You can run benchmarks with multiple processes by specifying the -t throughput mode and specifying the number of threads or processes to create. The -T option causes POSIX pthreads to be used to create the multiple threads for throughput testing. Being able to nominate the use of pthreads instead of processes allows you to benchmark IO with IOzone using the multithreading/multiprocessing model that the application you are planning to execute uses. You can specify the minimum number of processes with the -l option and the maximum with the -u option.

There are also options such as -d and -Jb for inserting delays at various stages during the benchmark.

Interpreting the results

IOzone reports results on stdout in a tabular format starting with the smallest files you have nominated to create (64KB by default for -a automatic mode) up to the largest files. For each file size, your nominated record size range is tested from smallest to largest record size.

The IOzone package comes with scripts to create nice graphs using gnuplot given the tabular output from IOzone. The gnuplot scripts are called Generate_Graphs and gengnuplot.sh. Generate_Graphs calls gengnuplot.sh multiple times to generate a graph for each test that IOzone performs in its benchmark and then runs gnuplot to show each of these graphs and generate PostScript output at the same time. Generate_Graphs uses the gnu3d.dem file to drive the gnuplot operations. You can easily customize this file to generate PNG bitmap images of each graph and not display the graphs interactively. The changes to gnu3d.dem to non-interactively generate PNG files are shown below:




set zlabel "Kbytes/sec"

set data style lines

set dgrid3d 80,80,3

#splot 'write/iozone_gen_out.gnuplot' title "Write performance"

set terminal png

set output "write/write.png"


splot 'write/iozone_gen_out.gnuplot' title "Write performance"

#pause -1 "Hit return to continue"


Shown in the screenshot in Figure 1 is the rewrite performance of a hardware parity RAID using a 256KB chunk size across six 750GB disks on a range of file sizes from 64KB to 4GB performed on a machine with 2GB of main memory. The benchmark was performed using the first iozone command shown above. Notice how performance is better before the record size exceeds 256KB. This is most likely because the RAID could perform a read-modify-write cycle for changes that are smaller than the chunk size.
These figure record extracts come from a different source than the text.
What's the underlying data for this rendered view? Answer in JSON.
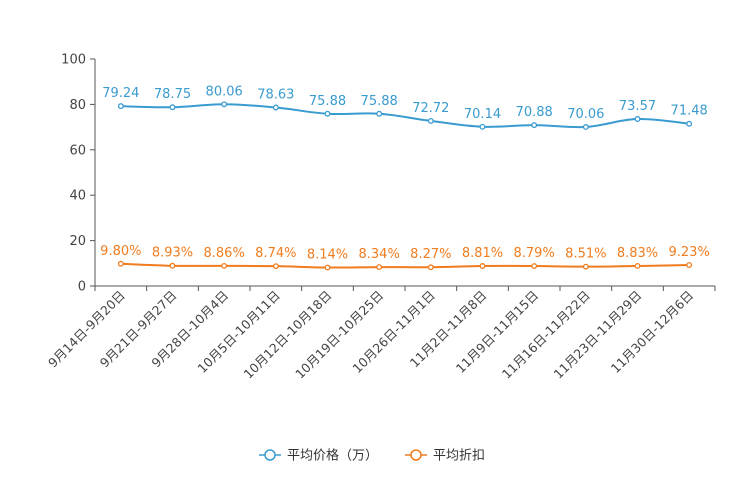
{
  "chart_data": {
    "type": "line",
    "title": "",
    "xlabel": "",
    "ylabel": "",
    "ylim": [
      0,
      100
    ],
    "yticks": [
      0,
      20,
      40,
      60,
      80,
      100
    ],
    "grid": false,
    "legend_position": "bottom-center",
    "categories": [
      "9月14日-9月20日",
      "9月21日-9月27日",
      "9月28日-10月4日",
      "10月5日-10月11日",
      "10月12日-10月18日",
      "10月19日-10月25日",
      "10月26日-11月1日",
      "11月2日-11月8日",
      "11月9日-11月15日",
      "11月16日-11月22日",
      "11月23日-11月29日",
      "11月30日-12月6日"
    ],
    "series": [
      {
        "name": "平均价格（万）",
        "color": "#3a9bd0",
        "values": [
          79.24,
          78.75,
          80.06,
          78.63,
          75.88,
          75.88,
          72.72,
          70.14,
          70.88,
          70.06,
          73.57,
          71.48
        ],
        "labels": [
          "79.24",
          "78.75",
          "80.06",
          "78.63",
          "75.88",
          "75.88",
          "72.72",
          "70.14",
          "70.88",
          "70.06",
          "73.57",
          "71.48"
        ]
      },
      {
        "name": "平均折扣",
        "color": "#f07c1e",
        "values": [
          9.8,
          8.93,
          8.86,
          8.74,
          8.14,
          8.34,
          8.27,
          8.81,
          8.79,
          8.51,
          8.83,
          9.23
        ],
        "labels": [
          "9.80%",
          "8.93%",
          "8.86%",
          "8.74%",
          "8.14%",
          "8.34%",
          "8.27%",
          "8.81%",
          "8.79%",
          "8.51%",
          "8.83%",
          "9.23%"
        ]
      }
    ]
  }
}
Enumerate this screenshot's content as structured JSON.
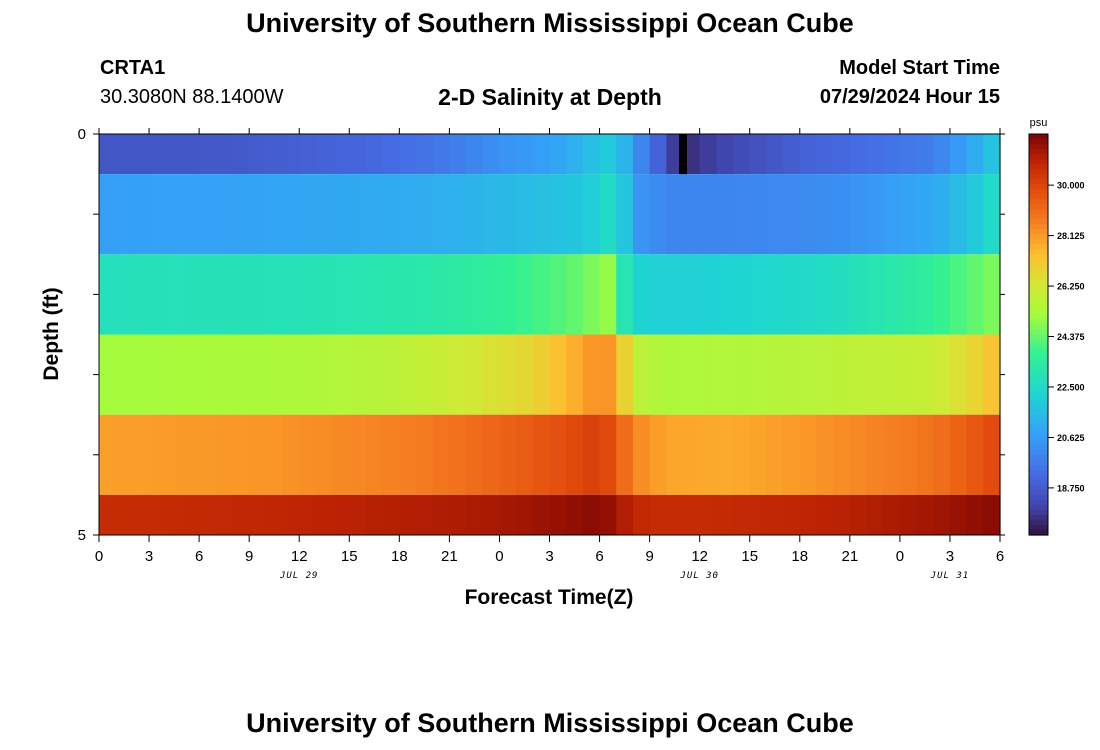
{
  "header": {
    "title": "University of Southern Mississippi Ocean Cube",
    "station": "CRTA1",
    "coordinates": "30.3080N  88.1400W",
    "subtitle": "2-D Salinity at Depth",
    "model_start_label": "Model Start Time",
    "model_start_value": "07/29/2024 Hour 15"
  },
  "footer": {
    "title": "University of Southern Mississippi Ocean Cube"
  },
  "chart_data": {
    "type": "heatmap",
    "title": "2-D Salinity at Depth",
    "xlabel": "Forecast Time(Z)",
    "ylabel": "Depth (ft)",
    "x_range": [
      0,
      54
    ],
    "x_units": "hours since JUL 29 00Z",
    "x_tick_labels": [
      "0",
      "3",
      "6",
      "9",
      "12",
      "15",
      "18",
      "21",
      "0",
      "3",
      "6",
      "9",
      "12",
      "15",
      "18",
      "21",
      "0",
      "3",
      "6"
    ],
    "date_labels": [
      {
        "text": "JUL 29",
        "hour": 12
      },
      {
        "text": "JUL 30",
        "hour": 36
      },
      {
        "text": "JUL 31",
        "hour": 51
      }
    ],
    "y_range": [
      0,
      5
    ],
    "y_tick_labels": [
      "0",
      "5"
    ],
    "depth_layers": [
      0,
      1,
      2,
      3,
      4,
      5
    ],
    "now_marker_hour": 35,
    "colorbar": {
      "units": "psu",
      "range": [
        17.0,
        31.9
      ],
      "tick_values": [
        18.75,
        20.625,
        22.5,
        24.375,
        26.25,
        28.125,
        30.0
      ],
      "tick_labels": [
        "18.750",
        "20.625",
        "22.500",
        "24.375",
        "26.250",
        "28.125",
        "30.000"
      ]
    },
    "series": [
      {
        "name": "depth 0 ft",
        "hours": [
          0,
          4,
          8,
          12,
          16,
          20,
          24,
          26,
          28,
          30,
          31,
          32,
          33,
          34,
          34.5,
          35,
          36,
          38,
          42,
          46,
          50,
          52,
          54
        ],
        "values": [
          18.6,
          18.6,
          18.7,
          18.9,
          19.1,
          19.5,
          20.3,
          20.6,
          21.0,
          21.8,
          22.0,
          20.5,
          19.5,
          18.5,
          17.9,
          17.5,
          17.8,
          18.2,
          18.9,
          19.3,
          19.8,
          20.8,
          22.0
        ]
      },
      {
        "name": "depth 1 ft",
        "hours": [
          0,
          8,
          16,
          20,
          24,
          28,
          30,
          31,
          32,
          34,
          38,
          44,
          50,
          52,
          54
        ],
        "values": [
          20.7,
          20.8,
          21.0,
          21.1,
          21.4,
          21.7,
          22.1,
          23.0,
          20.5,
          20.0,
          20.0,
          20.2,
          21.0,
          21.6,
          22.8
        ]
      },
      {
        "name": "depth 2 ft",
        "hours": [
          0,
          12,
          20,
          24,
          28,
          30,
          31,
          31.5,
          32,
          33,
          36,
          44,
          50,
          54
        ],
        "values": [
          22.8,
          22.9,
          23.2,
          23.6,
          24.2,
          24.8,
          25.2,
          23.0,
          22.3,
          22.1,
          22.1,
          22.6,
          23.6,
          24.8
        ]
      },
      {
        "name": "depth 3 ft",
        "hours": [
          0,
          12,
          18,
          22,
          26,
          28,
          30,
          31,
          32,
          34,
          38,
          44,
          50,
          52,
          54
        ],
        "values": [
          25.2,
          25.4,
          25.7,
          26.2,
          26.8,
          27.5,
          28.4,
          28.0,
          25.8,
          25.4,
          25.5,
          25.7,
          26.0,
          26.6,
          27.5
        ]
      },
      {
        "name": "depth 4 ft",
        "hours": [
          0,
          10,
          18,
          22,
          26,
          28,
          30,
          31,
          32,
          34,
          38,
          44,
          50,
          52,
          54
        ],
        "values": [
          28.0,
          28.2,
          28.6,
          29.0,
          29.5,
          29.8,
          30.2,
          29.6,
          28.5,
          27.9,
          27.8,
          28.3,
          28.9,
          29.4,
          30.0
        ]
      },
      {
        "name": "depth 5 ft",
        "hours": [
          0,
          10,
          18,
          24,
          28,
          30,
          31,
          32,
          34,
          38,
          44,
          50,
          54
        ],
        "values": [
          30.6,
          30.8,
          31.0,
          31.2,
          31.5,
          31.7,
          31.3,
          30.8,
          30.6,
          30.7,
          30.9,
          31.3,
          31.7
        ]
      }
    ]
  }
}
The dip in the front of the graph is due to smaller record size tests not being performed for larger files by the -a option.

For the same hardware and filesystem setup the write performance is shown in Figure 2. One thing that sticks out in the benchmark is the little dip on the plane for the larger records. This happens for file sizes of about 16KB and records between 256KB and 4MB. This might have been an anomaly that occurred during data collection, or there might be a component in the system that does not perform as well for that file and record size. Notice that for larger files the smaller record size performs much better until the file size becomes too large for the system cache (around the label starting with 4.19 toward the right of the file size axis) and the performance of all record sizes becomes much closer.

Wrap up

IOzone allows you to specify a range of file sizes to operate on and a range of record sizes to use for testing in those files. Along with this you can choose which operating system API calls are used to perform the IO in the tests, letting you select the API that is closest to the application you wish to improve IO performance for. The ability to generate a 3-D graph of the read, write, rewrite, and other performance statistics lets you see if there are areas of IO that the system as a whole is not handling well. For example, some RAID controllers might handle record sizes below a certain cutoff better than other record sizes and with IOzone you will be able to see this drop in performance on the graph.

IOzone lets you dig into IO performance beyond the single read, write, and rewrite figures that Bonnie++ reports. It can help you see the trends in IO performance as you vary file size, record size, the API used to issue IO requests, and other parameters. Bonnie++ gives a good indication of performance in a fairly short test run; once you are happy with your Bonnie++ figures, you can execute IOzone, which may take perhaps two to four hours to expose finer details of your IO performance.